Human milk is rich in essential nutrients and immune-activating compounds but is also a source of toxicants including per- and polyfluoroalkyl substances (PFAS). Evidence suggests that immune-related effects of PFAS may, in part, be due to alterations of the microbiome. We aimed to identify the association between milk PFAS exposure and the infant gut microbiome.

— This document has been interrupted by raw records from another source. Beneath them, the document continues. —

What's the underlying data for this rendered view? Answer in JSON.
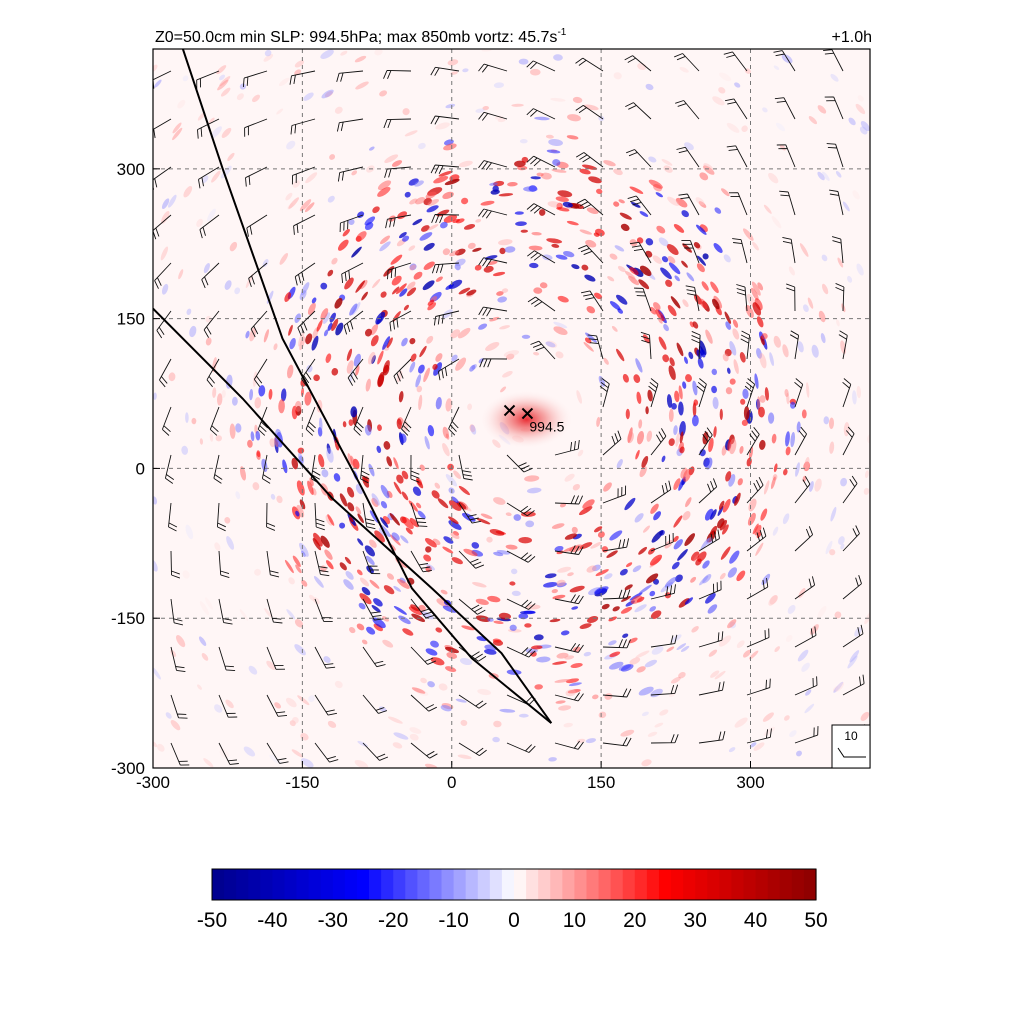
{
  "header": {
    "title_prefix": "Z0=50.0cm  min SLP: 994.5hPa; max 850mb vortz:  45.7s",
    "title_exponent": "-1",
    "time_label": "+1.0h"
  },
  "chart_data": {
    "type": "heatmap",
    "title": "Z0=50.0cm  min SLP: 994.5hPa; max 850mb vortz:  45.7s-1",
    "xlim": [
      -300,
      420
    ],
    "ylim": [
      -300,
      420
    ],
    "x_ticks": [
      -300,
      -150,
      0,
      150,
      300
    ],
    "y_ticks": [
      -300,
      -150,
      0,
      150,
      300
    ],
    "x_tick_labels": [
      "-300",
      "-150",
      "0",
      "150",
      "300"
    ],
    "y_tick_labels": [
      "-300",
      "-150",
      "0",
      "150",
      "300"
    ],
    "grid": true,
    "field": "850mb vorticity",
    "colorbar": {
      "min": -50,
      "max": 50,
      "ticks": [
        -50,
        -40,
        -30,
        -20,
        -10,
        0,
        10,
        20,
        30,
        40,
        50
      ],
      "tick_labels": [
        "-50",
        "-40",
        "-30",
        "-20",
        "-10",
        "0",
        "10",
        "20",
        "30",
        "40",
        "50"
      ],
      "colors": [
        "#00008b",
        "#0000ff",
        "#ffffff",
        "#ff0000",
        "#8b0000"
      ]
    },
    "storm_center": [
      75,
      55
    ],
    "min_slp_label": "994.5",
    "center_markers": [
      [
        58,
        58
      ],
      [
        76,
        55
      ]
    ],
    "wind_barb_reference": {
      "label": "10",
      "position": "bottom-right"
    },
    "track_lines": [
      {
        "points": [
          [
            -270,
            420
          ],
          [
            -230,
            300
          ],
          [
            -170,
            130
          ],
          [
            -90,
            -20
          ],
          [
            -40,
            -120
          ],
          [
            20,
            -190
          ],
          [
            100,
            -255
          ]
        ]
      },
      {
        "points": [
          [
            -300,
            160
          ],
          [
            -210,
            70
          ],
          [
            -120,
            -30
          ],
          [
            -20,
            -120
          ],
          [
            50,
            -185
          ],
          [
            100,
            -255
          ]
        ]
      }
    ]
  }
}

Methods: PFAS [perfluorooctane sulfonic acid (PFOS) and perfluorooctanoate (PFOA)] were quantified in milk from ~6 weeks postpartum using high-performance liquid chromatography with tandem mass spectrometry. A molar sum (ΣPFAS) was calculated. Caregivers collected infant stool samples at 6 weeks (n = 116) and/or 1 year postpartum (n = 119). Stool DNA underwent metagenomic sequencing. We estimated the association of PFAS with diversity and relative abundances of species with linear regression. Single- and multi-PFAS models adjusted for potential confounders in complete case analyses and with imputed missing covariate data for 6-week and 1-year microbiomes separately. We assessed sensitive populations with stratification.

Results: PFOS and PFOA were detected in 94% and 83% of milk samples, respectively. PFOS was associated with increased diversity at 6 weeks among infants fed exclusively human milk [β = 0.24 per PFOS doubling, (95% CI = 0.03, 0.45), P = 0.03] and born to primiparous mothers [β = 0.37 (0.06, 0.67), P = 0.02]. Estimates were strongest in multi-PFAS models and among complete cases. ΣPFAS was associated with Bacteroides vulgatus relative abundance at 1 year [(β = -2.34% per doubling (-3.63, -1.05), FDR q = 0.099].

Conclusions: PFAS may increase infant gut microbiome diversity and alter the relative abundance of biologically relevant bacteria. Additional analyses may identify related health outcomes.